If your friend senses that you aren’t empathetic, they won’t feel comfortable sharing their emotions with you. Therefore, put yourself in your friend’s shoes, and think about how you would want your friends to react, and, most importantly, be kind and empathetic.
Do: Help Them Find Alternative Medications And Be Patient:
Most depression patients have to use antidepressants, and where they do numb the symptoms of depression temporarily, they can make matters worse in the long run.
Firstly, they have many serious side effects, and secondly, patients can develop a dependence on anti-depression medications, which can be counterproductive for their treatment.
Therefore, consider suggesting alternative treatments for depression, like cannabis. Marijuana is a prevalent drug, and it has many medical benefits, one of which is that it can counter the symptoms of depression without any side effects or dependency issues. Therefore, check out www.HighClub.Org to learn more about medical weed.
Furthermore, there is no shortcut in treating depression, the recovery process takes a lot of time, and you should know that you are in for the long haul. Just remember to be patient and always be hopeful and encouraging for your friend.
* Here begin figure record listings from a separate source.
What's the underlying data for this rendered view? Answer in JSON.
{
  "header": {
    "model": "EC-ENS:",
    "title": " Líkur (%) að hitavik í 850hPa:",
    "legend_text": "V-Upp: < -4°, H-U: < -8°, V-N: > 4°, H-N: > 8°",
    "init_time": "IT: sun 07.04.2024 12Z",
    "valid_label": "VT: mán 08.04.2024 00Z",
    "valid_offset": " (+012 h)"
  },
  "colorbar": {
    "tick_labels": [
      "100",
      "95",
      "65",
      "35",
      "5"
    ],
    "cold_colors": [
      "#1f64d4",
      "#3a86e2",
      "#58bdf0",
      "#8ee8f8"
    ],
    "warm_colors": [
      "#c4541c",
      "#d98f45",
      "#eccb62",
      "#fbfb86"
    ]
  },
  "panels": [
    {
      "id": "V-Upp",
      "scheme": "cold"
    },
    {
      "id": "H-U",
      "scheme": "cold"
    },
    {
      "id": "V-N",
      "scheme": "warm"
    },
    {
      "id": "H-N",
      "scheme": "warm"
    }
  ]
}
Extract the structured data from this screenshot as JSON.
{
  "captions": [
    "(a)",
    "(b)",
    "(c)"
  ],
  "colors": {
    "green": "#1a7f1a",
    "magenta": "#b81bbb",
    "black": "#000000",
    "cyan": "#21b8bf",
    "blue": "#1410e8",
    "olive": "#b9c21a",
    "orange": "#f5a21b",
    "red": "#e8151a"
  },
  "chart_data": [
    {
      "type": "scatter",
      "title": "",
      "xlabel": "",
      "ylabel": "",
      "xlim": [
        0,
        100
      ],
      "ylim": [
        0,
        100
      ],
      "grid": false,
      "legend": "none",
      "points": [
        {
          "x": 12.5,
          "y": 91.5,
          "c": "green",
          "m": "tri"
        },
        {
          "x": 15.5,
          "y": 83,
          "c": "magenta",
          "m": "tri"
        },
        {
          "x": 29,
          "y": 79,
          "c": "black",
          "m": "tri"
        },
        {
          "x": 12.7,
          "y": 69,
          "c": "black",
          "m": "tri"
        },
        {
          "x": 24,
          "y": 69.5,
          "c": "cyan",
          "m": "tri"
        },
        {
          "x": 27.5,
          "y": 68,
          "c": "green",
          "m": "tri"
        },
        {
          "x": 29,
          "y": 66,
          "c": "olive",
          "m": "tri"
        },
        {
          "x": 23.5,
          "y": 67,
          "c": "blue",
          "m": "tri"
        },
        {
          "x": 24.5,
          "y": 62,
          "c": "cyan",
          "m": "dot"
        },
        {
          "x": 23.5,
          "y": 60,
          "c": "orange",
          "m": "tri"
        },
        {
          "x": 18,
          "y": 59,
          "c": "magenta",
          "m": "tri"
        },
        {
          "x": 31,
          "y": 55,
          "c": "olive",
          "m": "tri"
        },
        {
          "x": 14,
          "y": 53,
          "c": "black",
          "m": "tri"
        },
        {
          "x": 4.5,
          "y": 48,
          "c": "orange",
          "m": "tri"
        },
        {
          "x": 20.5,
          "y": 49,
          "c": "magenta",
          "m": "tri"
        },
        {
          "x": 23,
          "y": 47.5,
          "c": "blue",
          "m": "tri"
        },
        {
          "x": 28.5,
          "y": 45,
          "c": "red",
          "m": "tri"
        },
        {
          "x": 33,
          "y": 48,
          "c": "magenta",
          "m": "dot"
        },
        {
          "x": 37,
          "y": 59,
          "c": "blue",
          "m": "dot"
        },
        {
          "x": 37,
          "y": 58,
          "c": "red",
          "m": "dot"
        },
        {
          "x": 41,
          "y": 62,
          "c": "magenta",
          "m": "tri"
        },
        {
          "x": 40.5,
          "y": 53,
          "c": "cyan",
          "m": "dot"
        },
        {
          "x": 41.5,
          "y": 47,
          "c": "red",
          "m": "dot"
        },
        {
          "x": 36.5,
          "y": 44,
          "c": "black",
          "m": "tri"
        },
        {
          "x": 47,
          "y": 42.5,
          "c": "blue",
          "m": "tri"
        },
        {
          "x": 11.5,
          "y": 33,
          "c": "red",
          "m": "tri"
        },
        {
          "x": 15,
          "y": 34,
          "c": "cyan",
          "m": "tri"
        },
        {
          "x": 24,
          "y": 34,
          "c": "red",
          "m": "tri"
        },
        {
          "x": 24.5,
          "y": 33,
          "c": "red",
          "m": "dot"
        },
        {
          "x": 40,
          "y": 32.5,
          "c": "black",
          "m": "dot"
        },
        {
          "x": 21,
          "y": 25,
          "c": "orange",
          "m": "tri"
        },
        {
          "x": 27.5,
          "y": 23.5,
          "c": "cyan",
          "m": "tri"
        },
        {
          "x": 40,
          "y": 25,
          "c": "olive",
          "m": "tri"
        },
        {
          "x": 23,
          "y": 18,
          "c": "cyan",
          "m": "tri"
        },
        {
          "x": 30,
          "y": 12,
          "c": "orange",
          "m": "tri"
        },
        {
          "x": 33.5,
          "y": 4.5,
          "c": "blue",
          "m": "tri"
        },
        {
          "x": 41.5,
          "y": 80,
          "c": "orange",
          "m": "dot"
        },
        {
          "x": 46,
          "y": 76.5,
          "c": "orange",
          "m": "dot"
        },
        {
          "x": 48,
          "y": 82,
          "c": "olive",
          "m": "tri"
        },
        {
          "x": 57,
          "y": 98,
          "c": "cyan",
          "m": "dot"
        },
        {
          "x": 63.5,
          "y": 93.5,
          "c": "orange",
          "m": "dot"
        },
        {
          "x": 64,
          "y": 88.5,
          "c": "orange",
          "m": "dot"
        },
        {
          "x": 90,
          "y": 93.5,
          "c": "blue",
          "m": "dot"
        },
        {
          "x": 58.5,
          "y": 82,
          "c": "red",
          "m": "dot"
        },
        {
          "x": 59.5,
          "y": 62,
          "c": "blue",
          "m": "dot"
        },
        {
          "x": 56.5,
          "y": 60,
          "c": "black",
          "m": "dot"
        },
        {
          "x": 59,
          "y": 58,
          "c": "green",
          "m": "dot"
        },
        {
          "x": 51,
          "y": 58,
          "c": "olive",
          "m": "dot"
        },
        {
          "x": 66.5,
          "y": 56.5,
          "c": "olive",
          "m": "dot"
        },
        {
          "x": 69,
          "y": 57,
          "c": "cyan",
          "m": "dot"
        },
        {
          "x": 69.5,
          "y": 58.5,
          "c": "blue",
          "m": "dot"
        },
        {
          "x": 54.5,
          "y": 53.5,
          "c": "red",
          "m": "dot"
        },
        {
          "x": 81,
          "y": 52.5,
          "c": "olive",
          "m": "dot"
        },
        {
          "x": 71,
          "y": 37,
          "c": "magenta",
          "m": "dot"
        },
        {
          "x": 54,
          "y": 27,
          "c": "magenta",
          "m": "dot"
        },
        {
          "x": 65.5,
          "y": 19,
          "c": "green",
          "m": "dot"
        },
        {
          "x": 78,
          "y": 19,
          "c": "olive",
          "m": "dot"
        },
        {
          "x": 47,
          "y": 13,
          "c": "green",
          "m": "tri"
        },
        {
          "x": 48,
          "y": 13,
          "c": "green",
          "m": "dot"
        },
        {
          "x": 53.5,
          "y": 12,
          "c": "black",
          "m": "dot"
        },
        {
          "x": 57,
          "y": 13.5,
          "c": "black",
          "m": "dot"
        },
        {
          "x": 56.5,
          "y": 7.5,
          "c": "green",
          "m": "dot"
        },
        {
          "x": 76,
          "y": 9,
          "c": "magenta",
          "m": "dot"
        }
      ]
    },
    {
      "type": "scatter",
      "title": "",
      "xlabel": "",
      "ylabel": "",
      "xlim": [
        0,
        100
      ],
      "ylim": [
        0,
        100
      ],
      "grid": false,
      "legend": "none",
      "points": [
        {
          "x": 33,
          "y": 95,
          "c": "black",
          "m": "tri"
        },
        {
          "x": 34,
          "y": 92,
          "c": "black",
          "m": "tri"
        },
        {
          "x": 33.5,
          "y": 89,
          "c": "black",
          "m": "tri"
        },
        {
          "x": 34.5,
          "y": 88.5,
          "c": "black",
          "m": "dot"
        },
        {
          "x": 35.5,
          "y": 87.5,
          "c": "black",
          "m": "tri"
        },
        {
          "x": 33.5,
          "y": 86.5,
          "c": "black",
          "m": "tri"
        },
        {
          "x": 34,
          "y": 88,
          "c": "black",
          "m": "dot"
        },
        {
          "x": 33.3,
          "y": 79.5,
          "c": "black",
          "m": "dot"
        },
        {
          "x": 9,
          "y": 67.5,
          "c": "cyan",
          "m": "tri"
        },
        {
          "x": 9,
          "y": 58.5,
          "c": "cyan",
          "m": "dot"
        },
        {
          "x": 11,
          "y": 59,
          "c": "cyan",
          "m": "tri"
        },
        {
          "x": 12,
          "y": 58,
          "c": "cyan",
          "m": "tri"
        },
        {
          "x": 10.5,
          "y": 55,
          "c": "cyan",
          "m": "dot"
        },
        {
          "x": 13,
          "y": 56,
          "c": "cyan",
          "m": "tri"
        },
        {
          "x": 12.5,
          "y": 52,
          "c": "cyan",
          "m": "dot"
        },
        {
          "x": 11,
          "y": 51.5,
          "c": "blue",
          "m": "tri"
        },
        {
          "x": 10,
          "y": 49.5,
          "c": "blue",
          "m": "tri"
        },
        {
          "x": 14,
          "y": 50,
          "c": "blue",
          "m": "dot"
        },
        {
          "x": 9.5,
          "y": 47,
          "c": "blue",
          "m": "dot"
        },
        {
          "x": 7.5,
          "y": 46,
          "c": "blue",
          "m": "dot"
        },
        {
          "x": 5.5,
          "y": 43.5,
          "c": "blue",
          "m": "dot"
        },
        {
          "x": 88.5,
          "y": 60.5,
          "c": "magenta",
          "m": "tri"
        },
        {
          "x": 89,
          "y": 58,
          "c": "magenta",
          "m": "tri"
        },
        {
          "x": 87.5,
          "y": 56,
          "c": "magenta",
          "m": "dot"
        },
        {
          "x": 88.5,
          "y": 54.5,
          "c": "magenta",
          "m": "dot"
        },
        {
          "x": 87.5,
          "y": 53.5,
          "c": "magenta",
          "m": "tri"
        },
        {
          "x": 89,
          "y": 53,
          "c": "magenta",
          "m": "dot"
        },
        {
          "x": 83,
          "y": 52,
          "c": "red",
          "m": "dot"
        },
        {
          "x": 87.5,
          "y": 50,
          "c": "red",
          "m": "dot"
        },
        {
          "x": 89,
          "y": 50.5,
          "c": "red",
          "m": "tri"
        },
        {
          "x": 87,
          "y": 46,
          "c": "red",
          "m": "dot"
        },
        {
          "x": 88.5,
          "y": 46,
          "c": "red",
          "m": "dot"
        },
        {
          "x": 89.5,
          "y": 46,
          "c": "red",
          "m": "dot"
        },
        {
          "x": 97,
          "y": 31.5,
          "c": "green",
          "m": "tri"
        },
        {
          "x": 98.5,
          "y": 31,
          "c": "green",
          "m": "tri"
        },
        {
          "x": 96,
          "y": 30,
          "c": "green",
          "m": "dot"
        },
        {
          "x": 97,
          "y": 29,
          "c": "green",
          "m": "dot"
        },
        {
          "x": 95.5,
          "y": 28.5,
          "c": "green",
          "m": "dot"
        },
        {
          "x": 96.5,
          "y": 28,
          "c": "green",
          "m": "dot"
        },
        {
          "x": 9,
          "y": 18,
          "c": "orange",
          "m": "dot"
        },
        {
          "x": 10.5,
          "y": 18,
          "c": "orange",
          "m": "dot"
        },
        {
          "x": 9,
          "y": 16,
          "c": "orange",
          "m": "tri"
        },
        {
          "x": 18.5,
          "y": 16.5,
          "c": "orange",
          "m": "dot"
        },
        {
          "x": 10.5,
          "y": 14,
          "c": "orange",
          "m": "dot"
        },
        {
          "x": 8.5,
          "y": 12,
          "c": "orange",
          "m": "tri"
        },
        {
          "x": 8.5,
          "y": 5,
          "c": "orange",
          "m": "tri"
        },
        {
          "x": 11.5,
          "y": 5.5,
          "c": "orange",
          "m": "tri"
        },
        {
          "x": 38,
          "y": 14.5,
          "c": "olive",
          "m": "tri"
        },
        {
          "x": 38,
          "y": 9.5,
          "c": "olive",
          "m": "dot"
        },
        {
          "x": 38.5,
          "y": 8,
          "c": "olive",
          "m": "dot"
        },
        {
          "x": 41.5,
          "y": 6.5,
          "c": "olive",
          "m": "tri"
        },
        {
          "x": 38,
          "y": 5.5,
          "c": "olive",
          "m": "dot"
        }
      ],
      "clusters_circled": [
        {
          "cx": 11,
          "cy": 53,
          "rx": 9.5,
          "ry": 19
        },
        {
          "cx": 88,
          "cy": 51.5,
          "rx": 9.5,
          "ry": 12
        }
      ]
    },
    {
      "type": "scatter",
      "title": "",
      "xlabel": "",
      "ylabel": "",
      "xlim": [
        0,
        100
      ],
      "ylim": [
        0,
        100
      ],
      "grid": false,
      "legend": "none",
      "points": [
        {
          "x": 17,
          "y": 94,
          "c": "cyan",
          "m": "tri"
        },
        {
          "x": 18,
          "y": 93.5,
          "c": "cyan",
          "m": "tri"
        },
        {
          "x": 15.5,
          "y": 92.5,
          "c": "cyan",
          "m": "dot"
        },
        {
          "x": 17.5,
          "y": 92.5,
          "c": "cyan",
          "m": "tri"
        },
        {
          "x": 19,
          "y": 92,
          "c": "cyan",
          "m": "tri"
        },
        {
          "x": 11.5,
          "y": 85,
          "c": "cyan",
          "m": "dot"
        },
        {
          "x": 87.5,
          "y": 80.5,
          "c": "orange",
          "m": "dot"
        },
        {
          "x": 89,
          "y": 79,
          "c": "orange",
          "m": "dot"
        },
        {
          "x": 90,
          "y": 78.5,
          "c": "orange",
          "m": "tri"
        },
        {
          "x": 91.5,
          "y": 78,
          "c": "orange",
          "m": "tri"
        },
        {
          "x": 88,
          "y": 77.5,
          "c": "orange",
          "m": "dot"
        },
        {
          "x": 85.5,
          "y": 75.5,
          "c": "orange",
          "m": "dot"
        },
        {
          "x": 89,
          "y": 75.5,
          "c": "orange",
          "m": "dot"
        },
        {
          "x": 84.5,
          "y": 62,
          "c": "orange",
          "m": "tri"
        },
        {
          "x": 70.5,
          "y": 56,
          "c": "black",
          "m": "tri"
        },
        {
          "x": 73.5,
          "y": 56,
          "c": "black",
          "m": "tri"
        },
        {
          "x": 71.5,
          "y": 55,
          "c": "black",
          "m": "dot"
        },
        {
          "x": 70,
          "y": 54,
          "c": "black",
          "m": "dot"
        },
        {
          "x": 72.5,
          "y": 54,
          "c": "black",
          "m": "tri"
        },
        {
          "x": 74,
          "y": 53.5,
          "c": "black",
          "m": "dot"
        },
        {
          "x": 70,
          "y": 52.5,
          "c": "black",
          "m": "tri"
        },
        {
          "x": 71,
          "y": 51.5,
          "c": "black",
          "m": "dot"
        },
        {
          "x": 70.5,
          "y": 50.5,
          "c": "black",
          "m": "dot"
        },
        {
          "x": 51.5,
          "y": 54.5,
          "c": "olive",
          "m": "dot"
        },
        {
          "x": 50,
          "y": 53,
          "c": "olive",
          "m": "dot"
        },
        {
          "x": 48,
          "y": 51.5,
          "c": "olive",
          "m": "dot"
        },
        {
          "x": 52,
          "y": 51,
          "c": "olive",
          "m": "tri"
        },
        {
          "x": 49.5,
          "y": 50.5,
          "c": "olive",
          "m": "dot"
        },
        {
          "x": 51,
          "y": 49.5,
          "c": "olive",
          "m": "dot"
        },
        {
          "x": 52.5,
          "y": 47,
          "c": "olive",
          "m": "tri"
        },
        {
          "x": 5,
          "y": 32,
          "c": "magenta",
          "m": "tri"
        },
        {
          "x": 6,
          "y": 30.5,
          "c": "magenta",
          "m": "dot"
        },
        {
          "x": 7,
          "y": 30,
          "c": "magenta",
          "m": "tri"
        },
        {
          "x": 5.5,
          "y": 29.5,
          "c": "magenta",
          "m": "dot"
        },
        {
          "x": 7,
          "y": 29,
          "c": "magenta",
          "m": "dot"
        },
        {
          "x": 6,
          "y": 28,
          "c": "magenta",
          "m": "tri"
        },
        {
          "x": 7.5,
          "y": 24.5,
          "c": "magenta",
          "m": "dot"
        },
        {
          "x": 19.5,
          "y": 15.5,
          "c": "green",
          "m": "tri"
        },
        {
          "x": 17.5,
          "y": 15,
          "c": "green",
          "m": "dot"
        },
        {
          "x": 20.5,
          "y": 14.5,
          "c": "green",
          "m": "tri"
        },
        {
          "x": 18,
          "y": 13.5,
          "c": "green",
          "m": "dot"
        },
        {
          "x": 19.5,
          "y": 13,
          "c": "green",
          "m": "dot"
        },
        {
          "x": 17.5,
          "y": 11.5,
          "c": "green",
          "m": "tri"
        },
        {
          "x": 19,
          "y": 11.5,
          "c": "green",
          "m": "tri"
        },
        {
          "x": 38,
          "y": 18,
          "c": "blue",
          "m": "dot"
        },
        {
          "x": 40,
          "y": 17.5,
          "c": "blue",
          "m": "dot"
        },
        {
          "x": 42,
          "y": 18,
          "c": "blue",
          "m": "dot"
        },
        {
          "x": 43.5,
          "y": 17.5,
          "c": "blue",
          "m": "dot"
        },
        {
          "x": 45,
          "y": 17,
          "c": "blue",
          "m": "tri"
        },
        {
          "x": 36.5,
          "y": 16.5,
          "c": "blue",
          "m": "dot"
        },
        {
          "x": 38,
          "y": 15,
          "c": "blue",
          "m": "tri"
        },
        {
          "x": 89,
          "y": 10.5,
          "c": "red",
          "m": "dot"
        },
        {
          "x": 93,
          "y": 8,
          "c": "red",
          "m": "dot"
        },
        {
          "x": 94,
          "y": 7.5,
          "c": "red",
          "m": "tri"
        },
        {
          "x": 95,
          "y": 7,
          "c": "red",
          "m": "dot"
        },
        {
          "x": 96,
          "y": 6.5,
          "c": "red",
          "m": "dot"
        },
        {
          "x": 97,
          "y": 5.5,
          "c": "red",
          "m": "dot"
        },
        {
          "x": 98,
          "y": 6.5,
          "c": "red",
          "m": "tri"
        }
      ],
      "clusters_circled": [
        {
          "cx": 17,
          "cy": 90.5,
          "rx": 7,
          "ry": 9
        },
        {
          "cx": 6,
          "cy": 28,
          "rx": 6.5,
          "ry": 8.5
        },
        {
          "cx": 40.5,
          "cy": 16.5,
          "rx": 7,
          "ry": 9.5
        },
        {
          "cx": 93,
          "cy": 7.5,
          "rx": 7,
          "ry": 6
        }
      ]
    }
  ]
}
Don’t: Try To Fix Them On Your Own:
Depression is a complex mental condition, and it can put the patient in a very vulnerable mental state. Therefore, you need to understand that you alone can fix your friend.
The same way you wouldn’t attempt to do heart surgery on a friend with a cardiovascular disorder, you shouldn’t try to fix your friend with your words, and leave the therapy to the professionals.
I know that you mean well, but you may accidentally say stuff that makes matters worse.
Don’t: Minimize Their Experience:
When you listen to your friend, you might end up saying things that minimize their experience or make them feel weak. You need to make sure that you don’t say something like, “We’ve all been there” or “it’s not a big deal.”
You may be trying to comfort your friend, but this can have quite the opposite impact. Instead, the same statements can be said: “I can only imagine what you are going through” and, “you are brave, and you will get through this.”
These statements are empowering, and they don’t minimize your friend’s feelings.
Don’t: Compare Their Feelings With Others:
The emotional pain that your friend is going through might not seem much from the outside, but in their head, it is the worst nightmare imaginable; therefore, don’t compare your friend’s pain with others.
Some people might say things like, “people were dying all around the world, and compared to that, you have got it easy” however, this is very counterproductive, and it will only make your friend feel worse about their feelings.
Don’t: Forget To Take Care Of Yourself:
When you are trying to take care of a person with depression, you need to make sure that you don’t overwork yourself. It is essential to take care of your mental health; otherwise, you won’t be much help to your friend either.
So, be there for your friend, but set some boundaries as well.
Don’t: Give Up:
Depression can make a person very hopeless; therefore, you mustn’t lose faith and give up as a supportive friend. You need to remember that your emotional responses can have an impact on your friend, who is in a vulnerable state of mind. Therefore, be optimistic and confident in your friend’s abilities to beat depression.